Dans le cadre de l’expédition des affaires courantes, au lendemain du coup d’Etat du Mouvement patriotique pour la sauvegarde et la restauration (MPSR) du 24 janvier 2022, le secrétaire général du ministère de l’économie, des finances et du plan a invité ses collègues des autres ministères et institutions à observer la plus grande prudence dans la gestion budgétaire.

Ainsi, les engagements de nouvelles dépenses sont suspendus à l’exception des dépenses de personnel de l’Etat, de la dette publique, des dépenses de fonctionnement, des dépenses de transferts courants, des dépenses relatives à l’exécution des projets et programmes financés sur ressources extérieures, des dépenses de santé et des dépenses au profit des Forces de défense et de sécurité (FDS).

Pour les dépenses de fonctionnement, les charges relatives aux séminaires, ateliers, formations et missions, rétributions et les dépenses non abouties des exercices antérieurs ne sont pas concernées par cette exception. Ces mesures s’appliquent également aux Etablissements publics de l’Etat (EPE) et aux comptes de dépôt au Trésor public des ministères et institutions.

Pourquoi les engagements de ces dépenses n’ont pas été suspendus ?

A l’analyse, toutes les dépenses ciblées sont nécessaires au fonctionnement de l’Etat. C’est notamment le cas des dépenses de personnel qui sont nécessaires et représentent les salaires des fonctionnaires. Quant à la charge financière de la dette, elle doit être honorée par l’Etat au risque de subir les conséquences financières du non-paiement de la dette publique.

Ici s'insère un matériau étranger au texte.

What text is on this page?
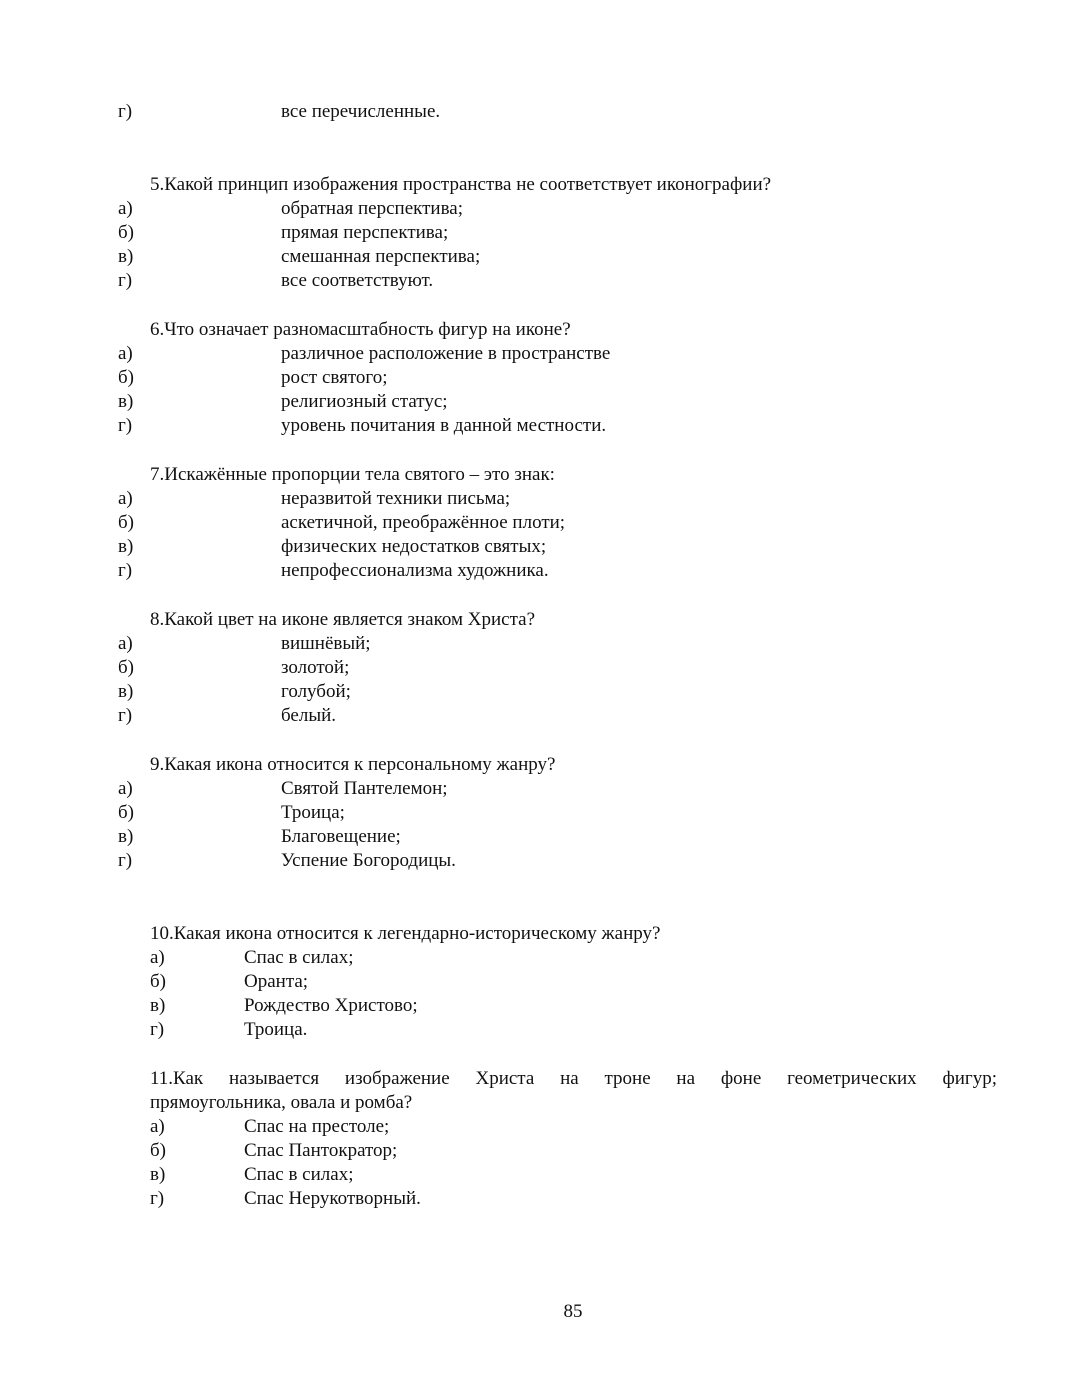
г)	все перечисленные.
5.Какой принцип изображения пространства не соответствует иконографии?
а)	обратная перспектива;
б)	прямая перспектива;
в)	смешанная перспектива;
г)	все соответствуют.
6.Что означает разномасштабность фигур на иконе?
а)	различное расположение в пространстве
б)	рост святого;
в)	религиозный статус;
г)	уровень почитания в данной местности.
7.Искажённые пропорции тела святого – это знак:
а)	неразвитой техники письма;
б)	аскетичной, преображённое плоти;
в)	физических недостатков святых;
г)	непрофессионализма художника.
8.Какой цвет на иконе является знаком Христа?
а)	вишнёвый;
б)	золотой;
в)	голубой;
г)	белый.
9.Какая икона относится к персональному жанру?
а)	Святой Пантелемон;
б)	Троица;
в)	Благовещение;
г)	Успение Богородицы.
10.Какая икона относится к легендарно-историческому жанру?
а)	Спас в силах;
б)	Оранта;
в)	Рождество Христово;
г)	Троица.
11.Как называется изображение Христа на троне на фоне геометрических фигур;
прямоугольника, овала и ромба?
а)	Спас на престоле;
б)	Спас Пантократор;
в)	Спас в силах;
г)	Спас Нерукотворный.
85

Il en est de même pour des dépenses relatives à l’exécution des projets et programmes financés sur ressources extérieures, car certains projets et programmes au Burkina Faso sont conditionnés par la mise à disposition de l’Etat de contreparties nationales pour la prise en charge de certaines dépenses non prises en compte par les partenaires techniques et financiers.

Pour les dépenses au profit des Forces de défense et de sécurité (FDS), il va de soi que ces dépenses ne peuvent être suspendues pour un pays en guerre contre le terrorisme. Il en de même pour des dépenses de santé, surtout pour des évacuations sanitaires d’urgence.

Conséquences éventuelles des mesures

L’unique conséquence de ces mesures serait liée à leur durée car si elles perdurent dans le temps, il pourrait avoir des répercussions sur l’économie. En effet, tout le monde est unanime sur le rôle de l’Etat dans le financement de l’économie nationale, à travers l’octroi des achats publics aux opérateurs économiques.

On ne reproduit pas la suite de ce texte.